Col. Ray Alves flew F-16s over Bosnia, Kosovo and Iraq. But since then, he has trained to "fly" remotely piloted aircraft.

"There's no difference between what I wanted to do in an F-16 [versus] what I wanted to do in an MQ-1 when it came time to prosecute a target," he said.

RPA pilots like Alves, known throughout the Air Force as the airmen who "play on video game consoles," are starting to make their way to the cool(er) kids' table.

After years of wrestling with the term "real pilots" and still pushing for a medal to recognize their work, these pilots are seeing a cultural shift. Part of the reason is former pilots of manned aircraft like Alves are cross-training into the RPA world.

"When I sit down with my former colleagues who are still flying fighters ... they don't ... sneer at me," Alves told reporters Nov. 17. He now advises the MQ-1 program for Air Combat Command here.

As of last December, there were more than 1,360 drone pilots operating almost 65 combat air patrols, falling short of the projected 1,650 pilots needed by fiscal 2017, according to a Government Accountability Office report released in April.

But a Brookings Institution report published in August 2013 by Air Force Col. Brad Hoagland, who served as the director of operations for the White House Military Office, had some units rethink their strategy for not only bringing in more pilots, but bringing in more experienced pilots.

The Air National Guard's 178th Fighter Wing, for example, recruited experienced manned pilots, which saved the unit "both time and money," Col. Bryan Davis, commander of the wing's 178th Reconnaissance Group, told the Dayton Daily News in Ohio last year.

It's that melding of different pilot backgrounds that's changing the conversation.

During the Nov. 17 briefing, Alves sat next to Col. Kyle Robinson, a former B-1 and F-15 pilot now at the Pentagon directing an Air Force strategic studies group. Both wore their bomber jackets overt their flight suits during the briefing.

A lot of what fighters and bombers do "relies on what's being done with the Predators and Reapers," Robinson said.

"The [RPA pilots] are the ones doing the yeoman's work day in and day out. All the targets we [fighter and bomber pilots] go and hit, they come from someplace. ... So the realization is we cannot do our job without that going on," Robinson said.

The culture shift also comes in lock step as technology advances, Robinson said.

The strikes produce results regardless of which aircraft does the job, Alves said.

His shift from flying an F-16 to an MQ-1 was "not that tactically different," he said.

"It's a shift in techniques, how you fly ... but the tactics in how we think, that strike piece, ... it's the same feeling of getting ready to execute a strike in an F-16 in support of dudes on the ground, it's the exact same feeling I got in an MQ-1," he said.

Both strikes hit the spot, emotionally and literally speaking, Alves said. And just as for manned pilots, the job can affect RPA pilots in the long term, too.
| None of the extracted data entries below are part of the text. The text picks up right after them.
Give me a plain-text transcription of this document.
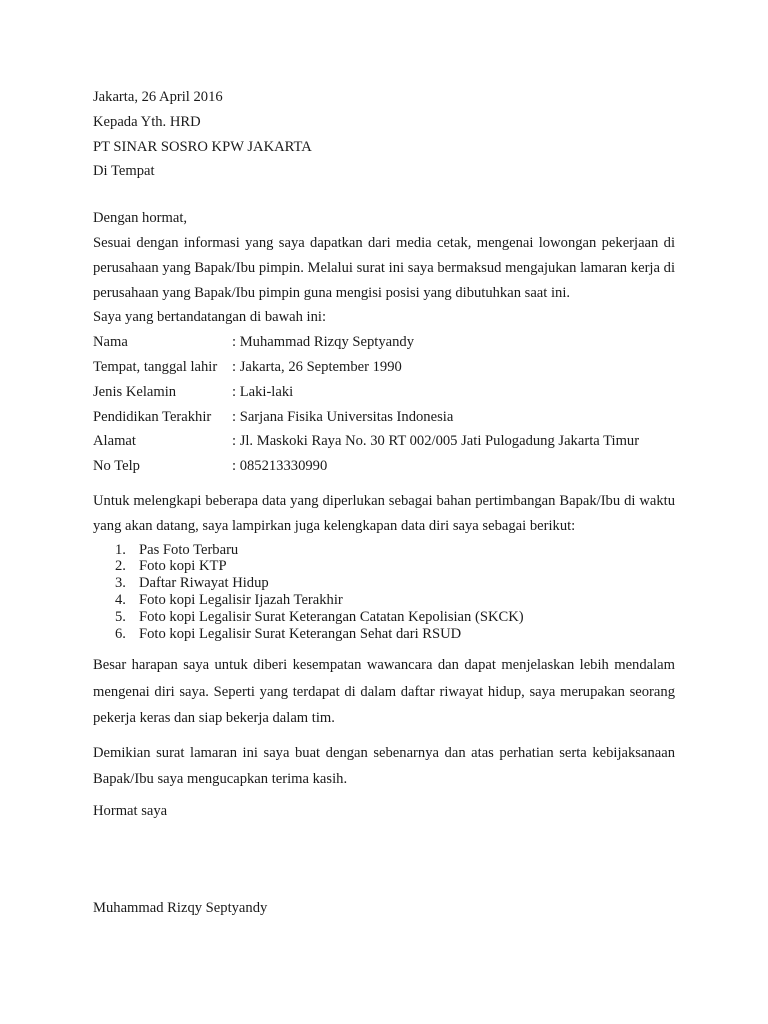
Jakarta, 26 April 2016
Kepada Yth. HRD
PT SINAR SOSRO KPW JAKARTA
Di Tempat
Dengan hormat,
Sesuai dengan informasi yang saya dapatkan dari media cetak, mengenai lowongan pekerjaan di perusahaan yang Bapak/Ibu pimpin. Melalui surat ini saya bermaksud mengajukan lamaran kerja di perusahaan yang Bapak/Ibu pimpin guna mengisi posisi yang dibutuhkan saat ini.
Saya yang bertandatangan di bawah ini:
Nama	: Muhammad Rizqy Septyandy
Tempat, tanggal lahir	: Jakarta, 26 September 1990
Jenis Kelamin	: Laki-laki
Pendidikan Terakhir	: Sarjana Fisika Universitas Indonesia
Alamat	: Jl. Maskoki Raya No. 30 RT 002/005 Jati Pulogadung Jakarta Timur
No Telp	: 085213330990
Untuk melengkapi beberapa data yang diperlukan sebagai bahan pertimbangan Bapak/Ibu di waktu yang akan datang, saya lampirkan juga kelengkapan data diri saya sebagai berikut:
Pas Foto Terbaru
Foto kopi KTP
Daftar Riwayat Hidup
Foto kopi Legalisir Ijazah Terakhir
Foto kopi Legalisir Surat Keterangan Catatan Kepolisian (SKCK)
Foto kopi Legalisir Surat Keterangan Sehat dari RSUD
Besar harapan saya untuk diberi kesempatan wawancara dan dapat menjelaskan lebih mendalam mengenai diri saya. Seperti yang terdapat di dalam daftar riwayat hidup, saya merupakan seorang pekerja keras dan siap bekerja dalam tim.
Demikian surat lamaran ini saya buat dengan sebenarnya dan atas perhatian serta kebijaksanaan Bapak/Ibu saya mengucapkan terima kasih.
Hormat saya
Muhammad Rizqy Septyandy
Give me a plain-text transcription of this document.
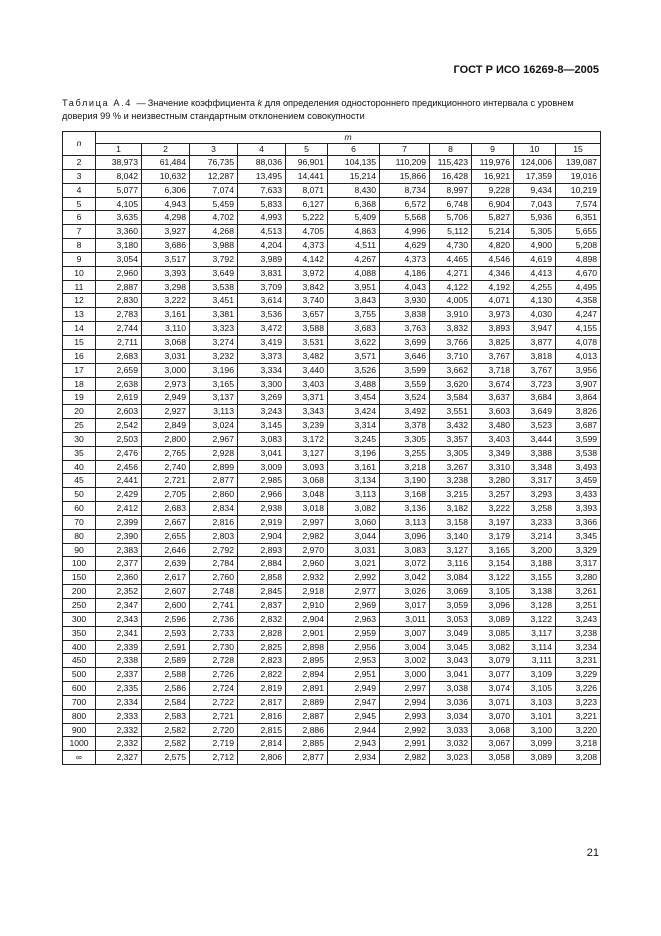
ГОСТ Р ИСО 16269-8—2005
Таблица А.4 — Значение коэффициента k для определения одностороннего предикционного интервала с уровнем доверия 99 % и неизвестным стандартным отклонением совокупности
n	m										
	1	2	3	4	5	6	7	8	9	10	15
2	38,973	61,484	76,735	88,036	96,901	104,135	110,209	115,423	119,976	124,006	139,087
3	8,042	10,632	12,287	13,495	14,441	15,214	15,866	16,428	16,921	17,359	19,016
4	5,077	6,306	7,074	7,633	8,071	8,430	8,734	8,997	9,228	9,434	10,219
5	4,105	4,943	5,459	5,833	6,127	6,368	6,572	6,748	6,904	7,043	7,574
6	3,635	4,298	4,702	4,993	5,222	5,409	5,568	5,706	5,827	5,936	6,351
7	3,360	3,927	4,268	4,513	4,705	4,863	4,996	5,112	5,214	5,305	5,655
8	3,180	3,686	3,988	4,204	4,373	4,511	4,629	4,730	4,820	4,900	5,208
9	3,054	3,517	3,792	3,989	4,142	4,267	4,373	4,465	4,546	4,619	4,898
10	2,960	3,393	3,649	3,831	3,972	4,088	4,186	4,271	4,346	4,413	4,670
11	2,887	3,298	3,538	3,709	3,842	3,951	4,043	4,122	4,192	4,255	4,495
12	2,830	3,222	3,451	3,614	3,740	3,843	3,930	4,005	4,071	4,130	4,358
13	2,783	3,161	3,381	3,536	3,657	3,755	3,838	3,910	3,973	4,030	4,247
14	2,744	3,110	3,323	3,472	3,588	3,683	3,763	3,832	3,893	3,947	4,155
15	2,711	3,068	3,274	3,419	3,531	3,622	3,699	3,766	3,825	3,877	4,078
16	2,683	3,031	3,232	3,373	3,482	3,571	3,646	3,710	3,767	3,818	4,013
17	2,659	3,000	3,196	3,334	3,440	3,526	3,599	3,662	3,718	3,767	3,956
18	2,638	2,973	3,165	3,300	3,403	3,488	3,559	3,620	3,674	3,723	3,907
19	2,619	2,949	3,137	3,269	3,371	3,454	3,524	3,584	3,637	3,684	3,864
20	2,603	2,927	3,113	3,243	3,343	3,424	3,492	3,551	3,603	3,649	3,826
25	2,542	2,849	3,024	3,145	3,239	3,314	3,378	3,432	3,480	3,523	3,687
30	2,503	2,800	2,967	3,083	3,172	3,245	3,305	3,357	3,403	3,444	3,599
35	2,476	2,765	2,928	3,041	3,127	3,196	3,255	3,305	3,349	3,388	3,538
40	2,456	2,740	2,899	3,009	3,093	3,161	3,218	3,267	3,310	3,348	3,493
45	2,441	2,721	2,877	2,985	3,068	3,134	3,190	3,238	3,280	3,317	3,459
50	2,429	2,705	2,860	2,966	3,048	3,113	3,168	3,215	3,257	3,293	3,433
60	2,412	2,683	2,834	2,938	3,018	3,082	3,136	3,182	3,222	3,258	3,393
70	2,399	2,667	2,816	2,919	2,997	3,060	3,113	3,158	3,197	3,233	3,366
80	2,390	2,655	2,803	2,904	2,982	3,044	3,096	3,140	3,179	3,214	3,345
90	2,383	2,646	2,792	2,893	2,970	3,031	3,083	3,127	3,165	3,200	3,329
100	2,377	2,639	2,784	2,884	2,960	3,021	3,072	3,116	3,154	3,188	3,317
150	2,360	2,617	2,760	2,858	2,932	2,992	3,042	3,084	3,122	3,155	3,280
200	2,352	2,607	2,748	2,845	2,918	2,977	3,026	3,069	3,105	3,138	3,261
250	2,347	2,600	2,741	2,837	2,910	2,969	3,017	3,059	3,096	3,128	3,251
300	2,343	2,596	2,736	2,832	2,904	2,963	3,011	3,053	3,089	3,122	3,243
350	2,341	2,593	2,733	2,828	2,901	2,959	3,007	3,049	3,085	3,117	3,238
400	2,339	2,591	2,730	2,825	2,898	2,956	3,004	3,045	3,082	3,114	3,234
450	2,338	2,589	2,728	2,823	2,895	2,953	3,002	3,043	3,079	3,111	3,231
500	2,337	2,588	2,726	2,822	2,894	2,951	3,000	3,041	3,077	3,109	3,229
600	2,335	2,586	2,724	2,819	2,891	2,949	2,997	3,038	3,074	3,105	3,226
700	2,334	2,584	2,722	2,817	2,889	2,947	2,994	3,036	3,071	3,103	3,223
800	2,333	2,583	2,721	2,816	2,887	2,945	2,993	3,034	3,070	3,101	3,221
900	2,332	2,582	2,720	2,815	2,886	2,944	2,992	3,033	3,068	3,100	3,220
1000	2,332	2,582	2,719	2,814	2,885	2,943	2,991	3,032	3,067	3,099	3,218
∞	2,327	2,575	2,712	2,806	2,877	2,934	2,982	3,023	3,058	3,089	3,208
21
The Defense Department in February 2013 proposed a Distinguished Warfare Medal to recognize RPA pilots, offensive cyber war experts or others directly involved in combat operations but not physically in theater. Combat veterans were outraged by the new medal's rank in the official Order of Precedence that placed it above the Bronze Star. After Defense Secretary Chuck Hagel took over the Pentagon's top job the same month, he took the unusual measure of overturning his predecessor's decision and eliminated the medal.

"Right now, the Air Force says they don't equate — physical risk does not equate to the same level of medals, and I will say that in some instances that's probably true," Alves said.

"I'll also say there are some instances out there where an MQ-1, an RPA pilot, did something to save lives on the ground, which may or may not have been able to be done by a manned platform. To not be recognized for something that brought home American soldiers, I think, is not the right way to do business."